USDA projects record agricultural exports of $140 billion for fiscal year 2013. Agriculture Secretary Tom Vilsack tied the announcement to frustration with Congress over lack of progress on a new farm bill.

 “We’re counting on Congress to help keep up this momentum. With just a few weeks left before expiration of many Farm Bill programs, including trade promotion programs that return $35 in economic benefits for every dollar invested, producers and rural communities need passage of a comprehensive Food, Farm and Jobs Bill as soon as possible,” Vilsack said in a statement.  

Vilsack also links immigration reform to sound future for U.S. ag trade.

After noting a new farm bill was vital, he added this kicker: “America’s farmers and ranchers need a reliable and stable agricultural workforce to keep up production. House passage of the commonsense immigration reform measure already approved by a bipartisan majority in the U.S. Senate, would further strengthen American agriculture and keep the U.S. on solid footing to maintain strong exports in the years to come.”

While the average size of U.S. crop farms has changed little in three decades, the, USDA says in a new report that this seeming stability masks important structural changes in the farm sector: growing numbers of very small and very large farms and declining numbers of mid-sized farms. In the process, cropland acreage is moving toward much larger farms.

The acreage shift is substantial and widespread and follows from developments in technology and in farm organization. In 2011, 1.68 million U.S. farms had cropland, and the average size is 234 acres.

But there’s no such thing as an “average” farm according to the new report in the previous item.

Reason: Huge variation in farm size and skewed distribution.

For example, 80 percent of farms are smaller than the average 234 acres and the statistical median (where half the farms are smaller and half are larger) is just 45 acres!

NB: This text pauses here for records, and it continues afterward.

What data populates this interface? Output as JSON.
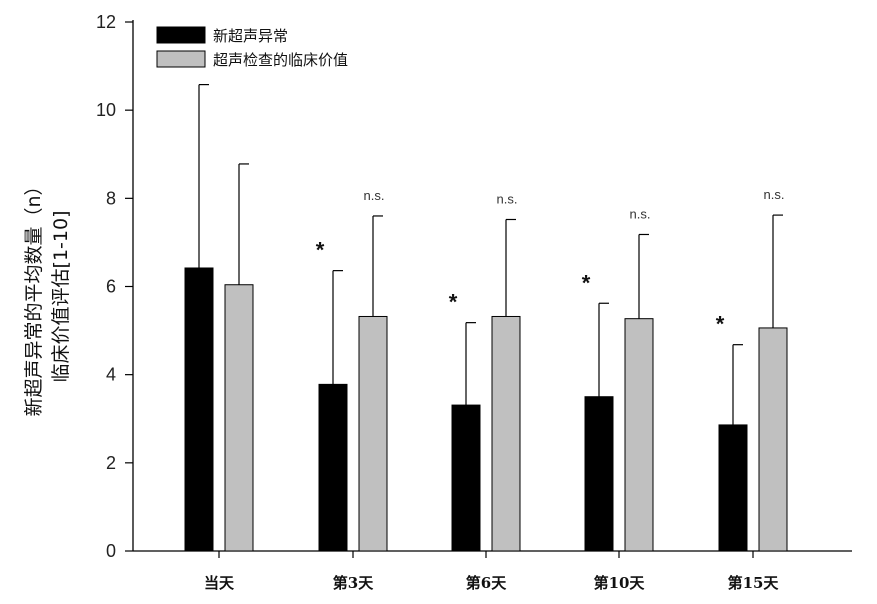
{
  "chart_data": {
    "type": "bar",
    "categories": [
      "当天",
      "第3天",
      "第6天",
      "第10天",
      "第15天"
    ],
    "series": [
      {
        "name": "新超声异常",
        "color": "#000000",
        "values": [
          6.42,
          3.78,
          3.31,
          3.5,
          2.86
        ],
        "error_upper": [
          10.58,
          6.36,
          5.18,
          5.62,
          4.68
        ],
        "annotations": [
          "",
          "*",
          "*",
          "*",
          "*"
        ]
      },
      {
        "name": "超声检查的临床价值",
        "color": "#c0c0c0",
        "values": [
          6.04,
          5.32,
          5.32,
          5.27,
          5.06
        ],
        "error_upper": [
          8.78,
          7.6,
          7.52,
          7.18,
          7.62
        ],
        "annotations": [
          "",
          "n.s.",
          "n.s.",
          "n.s.",
          "n.s."
        ]
      }
    ],
    "ylabel": [
      "新超声异常的平均数量（n）",
      "临床价值评估[1-10]"
    ],
    "ylim": [
      0,
      12
    ],
    "yticks": [
      0,
      2,
      4,
      6,
      8,
      10,
      12
    ],
    "legend": "top-left",
    "grid": false
  }
}
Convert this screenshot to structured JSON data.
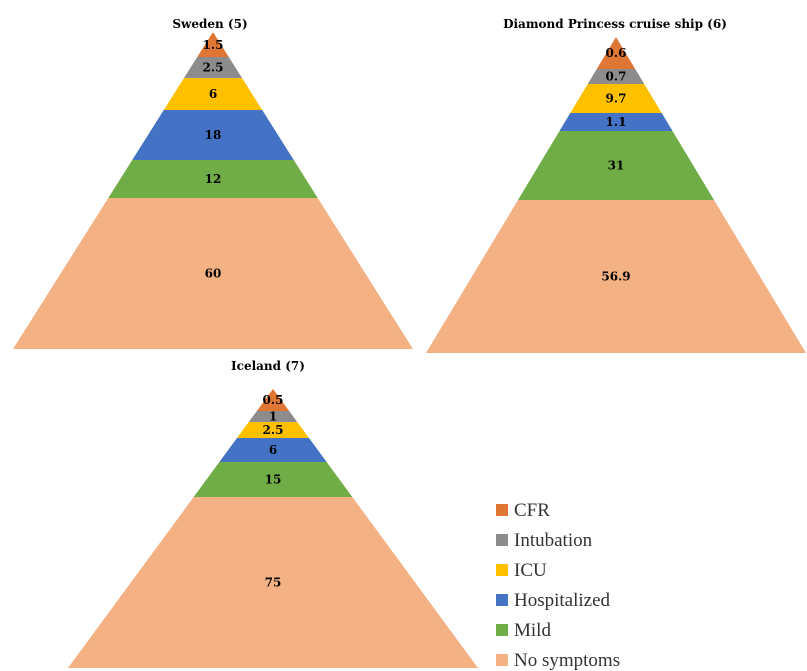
{
  "legend": [
    {
      "label": "CFR",
      "color": "#E07633"
    },
    {
      "label": "Intubation",
      "color": "#8C8C8C"
    },
    {
      "label": "ICU",
      "color": "#FFC000"
    },
    {
      "label": "Hospitalized",
      "color": "#4472C4"
    },
    {
      "label": "Mild",
      "color": "#70AD47"
    },
    {
      "label": "No symptoms",
      "color": "#F4B183"
    }
  ],
  "chart_data": [
    {
      "type": "pyramid",
      "title": "Sweden (5)",
      "categories": [
        "CFR",
        "Intubation",
        "ICU",
        "Hospitalized",
        "Mild",
        "No symptoms"
      ],
      "values": [
        1.5,
        2.5,
        6,
        18,
        12,
        60
      ],
      "labels": [
        "1.5",
        "2.5",
        "6",
        "18",
        "12",
        "60"
      ]
    },
    {
      "type": "pyramid",
      "title": "Diamond Princess cruise ship (6)",
      "categories": [
        "CFR",
        "Intubation",
        "ICU",
        "Hospitalized",
        "Mild",
        "No symptoms"
      ],
      "values": [
        0.6,
        0.7,
        9.7,
        1.1,
        31,
        56.9
      ],
      "labels": [
        "0.6",
        "0.7",
        "9.7",
        "1.1",
        "31",
        "56.9"
      ]
    },
    {
      "type": "pyramid",
      "title": "Iceland (7)",
      "categories": [
        "CFR",
        "Intubation",
        "ICU",
        "Hospitalized",
        "Mild",
        "No symptoms"
      ],
      "values": [
        0.5,
        1,
        2.5,
        6,
        15,
        75
      ],
      "labels": [
        "0.5",
        "1",
        "2.5",
        "6",
        "15",
        "75"
      ]
    }
  ]
}
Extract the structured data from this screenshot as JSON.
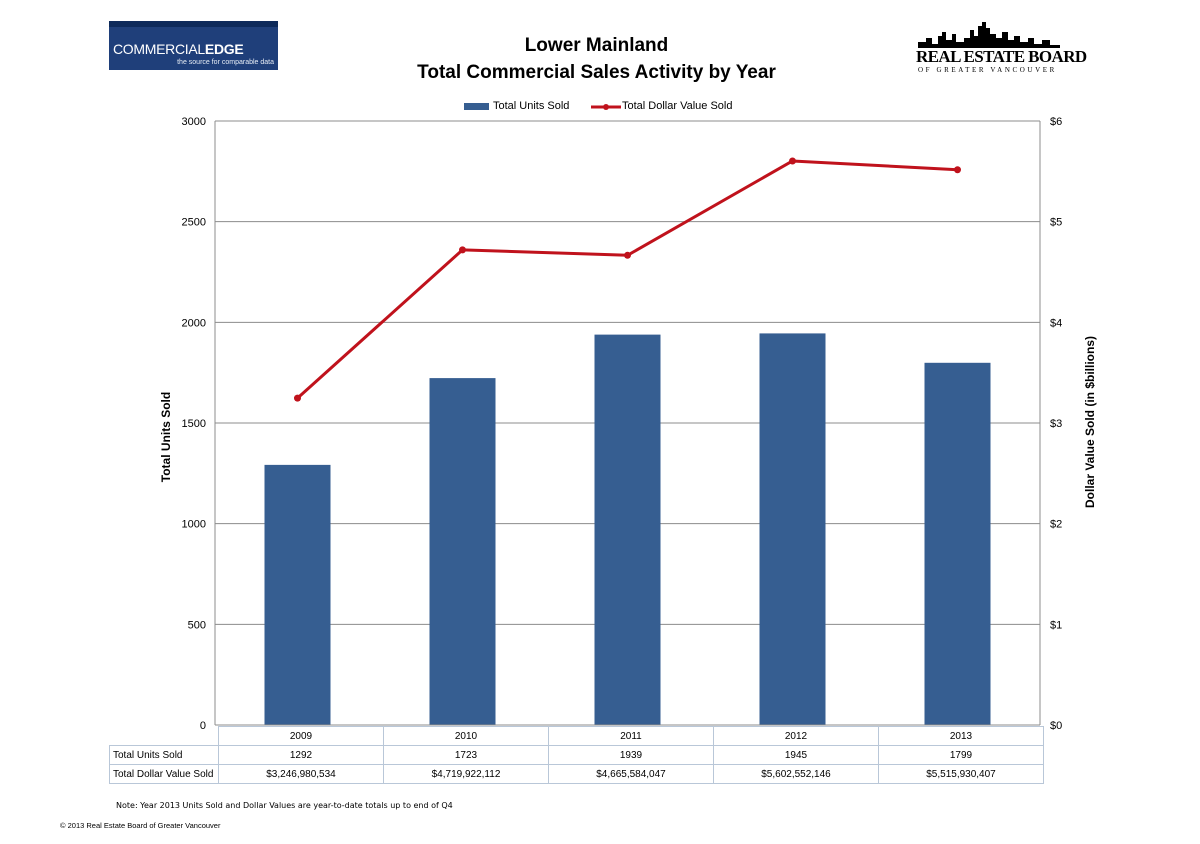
{
  "logos": {
    "left": {
      "brand_regular": "COMMERCIAL",
      "brand_bold": "EDGE",
      "tagline": "the source for comparable data"
    },
    "right": {
      "name": "REAL ESTATE BOARD",
      "sub": "OF GREATER VANCOUVER"
    }
  },
  "chart_data": {
    "type": "bar",
    "title": "Lower Mainland",
    "subtitle": "Total Commercial Sales Activity by Year",
    "categories": [
      "2009",
      "2010",
      "2011",
      "2012",
      "2013"
    ],
    "series": [
      {
        "name": "Total Units Sold",
        "type": "bar",
        "axis": "left",
        "color": "#365e91",
        "values": [
          1292,
          1723,
          1939,
          1945,
          1799
        ]
      },
      {
        "name": "Total Dollar Value Sold",
        "type": "line",
        "axis": "right",
        "color": "#c0121c",
        "values": [
          3.247,
          4.72,
          4.666,
          5.603,
          5.516
        ]
      }
    ],
    "ylabel": "Total Units Sold",
    "ylabel_right": "Dollar Value Sold (in $billions)",
    "ylim": [
      0,
      3000
    ],
    "ylim_right": [
      0,
      6
    ],
    "yticks": [
      "0",
      "500",
      "1000",
      "1500",
      "2000",
      "2500",
      "3000"
    ],
    "yticks_right": [
      "$0",
      "$1",
      "$2",
      "$3",
      "$4",
      "$5",
      "$6"
    ],
    "grid": true,
    "legend": "top-center"
  },
  "table": {
    "rows": [
      {
        "label": "Total Units Sold",
        "values": [
          "1292",
          "1723",
          "1939",
          "1945",
          "1799"
        ]
      },
      {
        "label": "Total Dollar Value Sold",
        "values": [
          "$3,246,980,534",
          "$4,719,922,112",
          "$4,665,584,047",
          "$5,602,552,146",
          "$5,515,930,407"
        ]
      }
    ]
  },
  "note": "Note: Year 2013 Units Sold and Dollar Values are year-to-date totals up to end of Q4",
  "copyright": "© 2013 Real Estate Board of Greater Vancouver"
}
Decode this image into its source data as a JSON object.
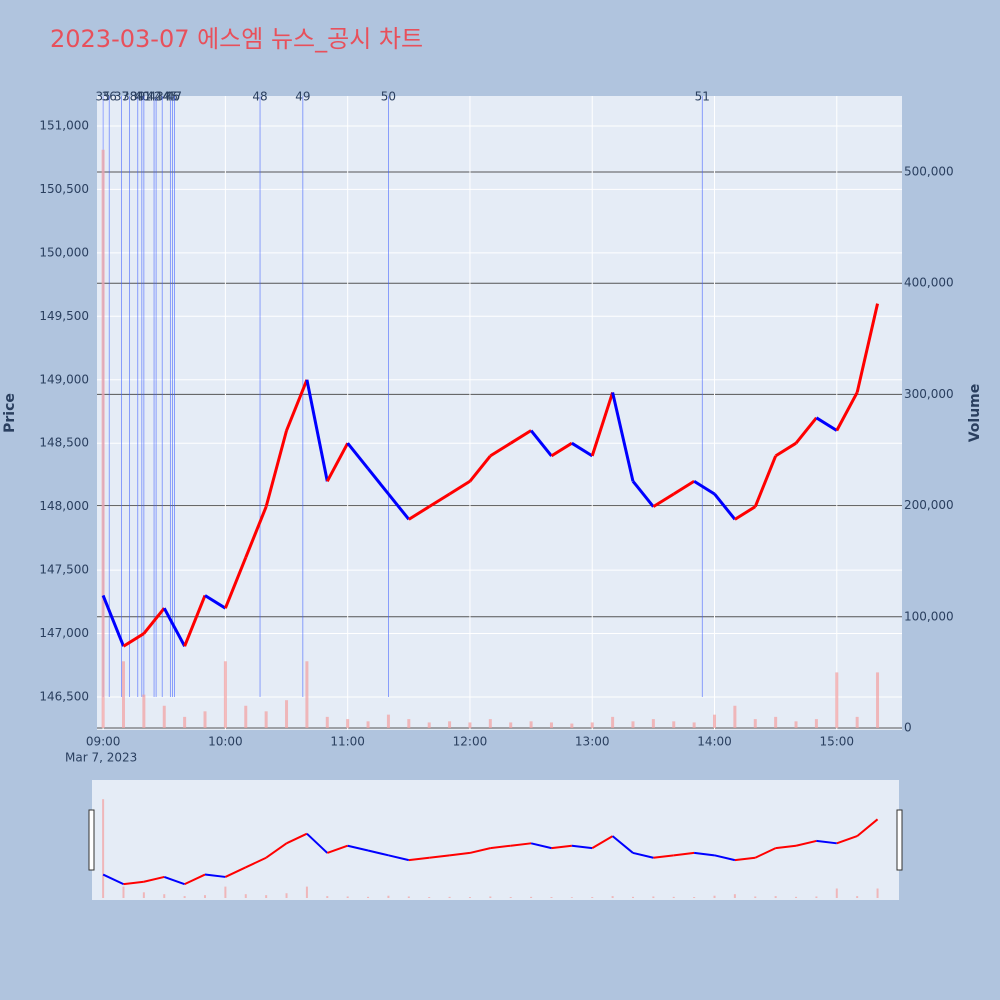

On the other hand, the great majority of the cropland itself is in much larger farms — those with 1,000 acres or more. (With operations defined as cropland operated by a farm, both owned and rented, minus any cropland rented out to others.)

Other Washington news:

  • USDA’s Climate Change Program Office seeks public comments on a major new report just issued by the Office of the Chief Economist: Science-Based Methods for Entity-Scale Quantification of Greenhouse Gas Sources and Sinks from Agriculture and Forestry Practices. The report is the work of 38 scientists from across academia, USDA and the federal government, who are experts in greenhouse gas (GHG) estimation in the cropland, grazing land, livestock and forest management sectors. The report can be downloaded at There are detailed instructions for submitting comments included at the site. (They must be submitted within 45 days of the Aug. 28th Federal Register announcement.)
  • An estimated 14.5 percent of American households were still “food insecure” at least some time during the year 2012 according to a new USDA report, meaning they “lacked access to enough food for an active, healthy life for all household members”. The slight decline from 14.9 percent in 2011 is not considered “statistically significant” and the prevalence of “very low” food security didn’t drop at all. It was unchanged from 2011 at 5.7 percent. The numbers are rather puzzling in light of food stamp recipients soaring by 74 percent (to a record 47 million) and spending more than doubling (to a record $78 billion) since 2008.
  • FY 2013 Ethanol Feedstock Flexibility Program (FFP) results reported. This program authorizes the Secretary of Agriculture to purchase sugar (that would otherwise be forfeited to the Commodity Credit Corporation) and sell it to bioenergy companies as a feedstock for ethanol instead. In this first bidding process, CCC purchased 7,118 short tons of refined beet sugar in August for approximately $3.6 million (the same amount as if that sugar had been forfeited). CCC then re-sold the sugar to a bioenergy producer for approximately $900,000, resulting in a net cost to CCC of $2.7 million. Oops! The goal was to have no net cost by avoiding forfeitures. (CCC is now evaluating options to avoid September forfeitures.)